And Romney's son Josh has also campaigned here, readily showing off photos of his own family and telling stories about growing up with dad.
Perhaps more telling, Romney is talking more openly about his faith. His Mormon religion caused problems with many evangelical and conservative Christian voters during his 2008 presidential campaign. And while Romney gave a major speech on religion during that bid, critics say he never did enough to explain the Mormon church to people who don't understand it.
Now, little by little, he's explaining it.
During a stop in Hudson, N.H., on Sunday, he talked about how Mormon missionaries get paid very little and live among local hosts as young men and women in the church. On Monday, he told workers at a New Hampshire lumber mill how he became a pastor even though he was an English major looking to go to law school and business school.
"Well, in my church that sort of rotates around," he said. "They ask different people to do it, and you take the assignment for a while."
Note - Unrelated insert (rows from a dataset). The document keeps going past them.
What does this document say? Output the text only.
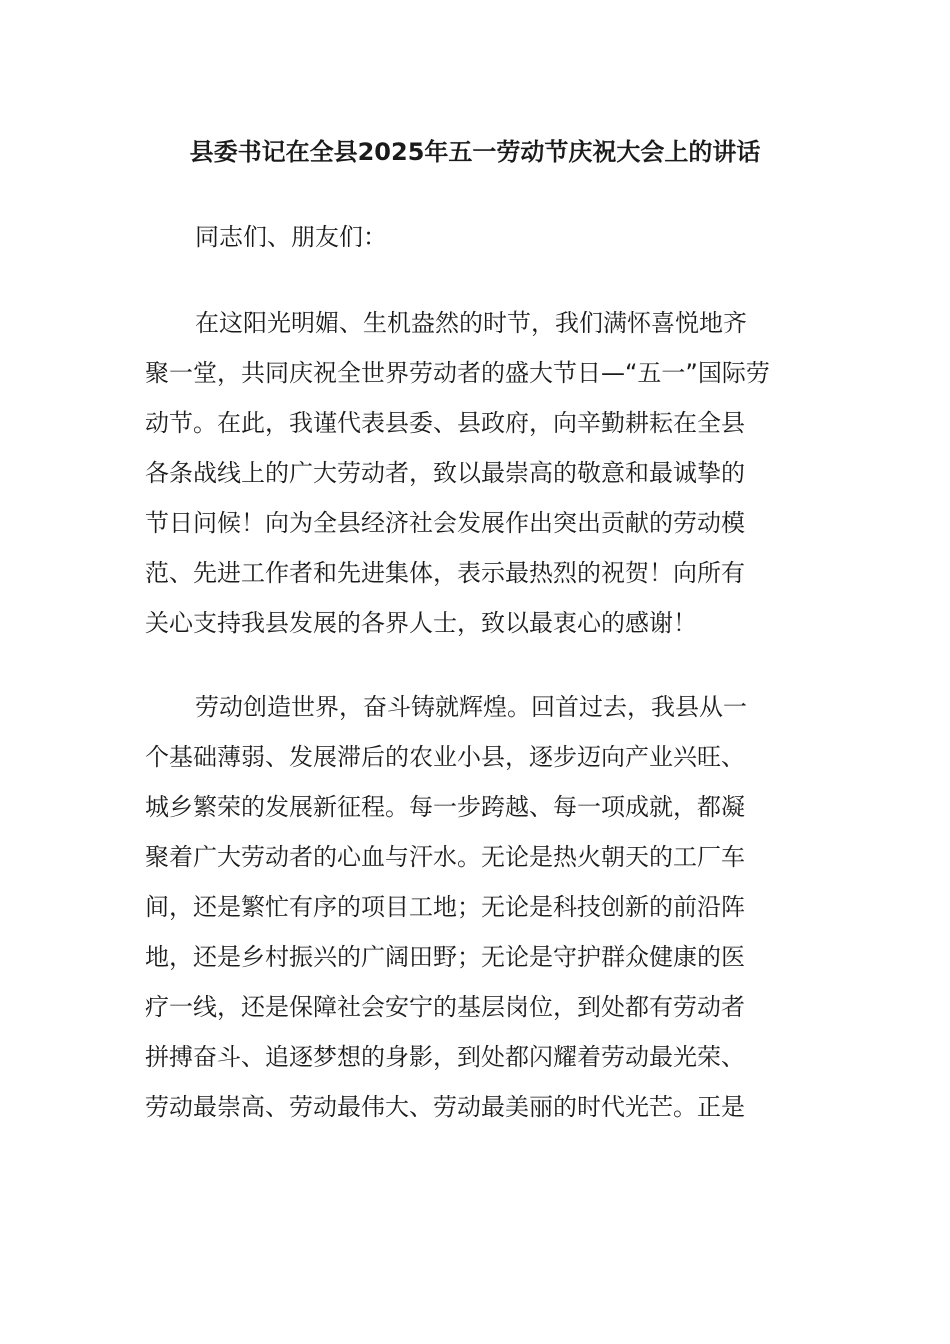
县委书记在全县2025年五一劳动节庆祝大会上的讲话

同志们、朋友们：

在这阳光明媚、生机盎然的时节，我们满怀喜悦地齐
聚一堂，共同庆祝全世界劳动者的盛大节日—“五一”国际劳
动节。在此，我谨代表县委、县政府，向辛勤耕耘在全县
各条战线上的广大劳动者，致以最崇高的敬意和最诚挚的
节日问候！向为全县经济社会发展作出突出贡献的劳动模
范、先进工作者和先进集体，表示最热烈的祝贺！向所有
关心支持我县发展的各界人士，致以最衷心的感谢！

劳动创造世界，奋斗铸就辉煌。回首过去，我县从一
个基础薄弱、发展滞后的农业小县，逐步迈向产业兴旺、
城乡繁荣的发展新征程。每一步跨越、每一项成就，都凝
聚着广大劳动者的心血与汗水。无论是热火朝天的工厂车
间，还是繁忙有序的项目工地；无论是科技创新的前沿阵
地，还是乡村振兴的广阔田野；无论是守护群众健康的医
疗一线，还是保障社会安宁的基层岗位，到处都有劳动者
拼搏奋斗、追逐梦想的身影，到处都闪耀着劳动最光荣、
劳动最崇高、劳动最伟大、劳动最美丽的时代光芒。正是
Later, Romney insisted to reporters that his campaign hadn't made a strategic decision to have him open up more.
"I just respond to the questions as they come, and the question that got asked today was about, was the same question I got asked in the debate, so I gave the same answer," he said.
But the pitch he's started to make is one that combines his business background with his own personal and religious background _ and looks ahead to a general election that's likely to be a struggle over which party can better defend America's middle class.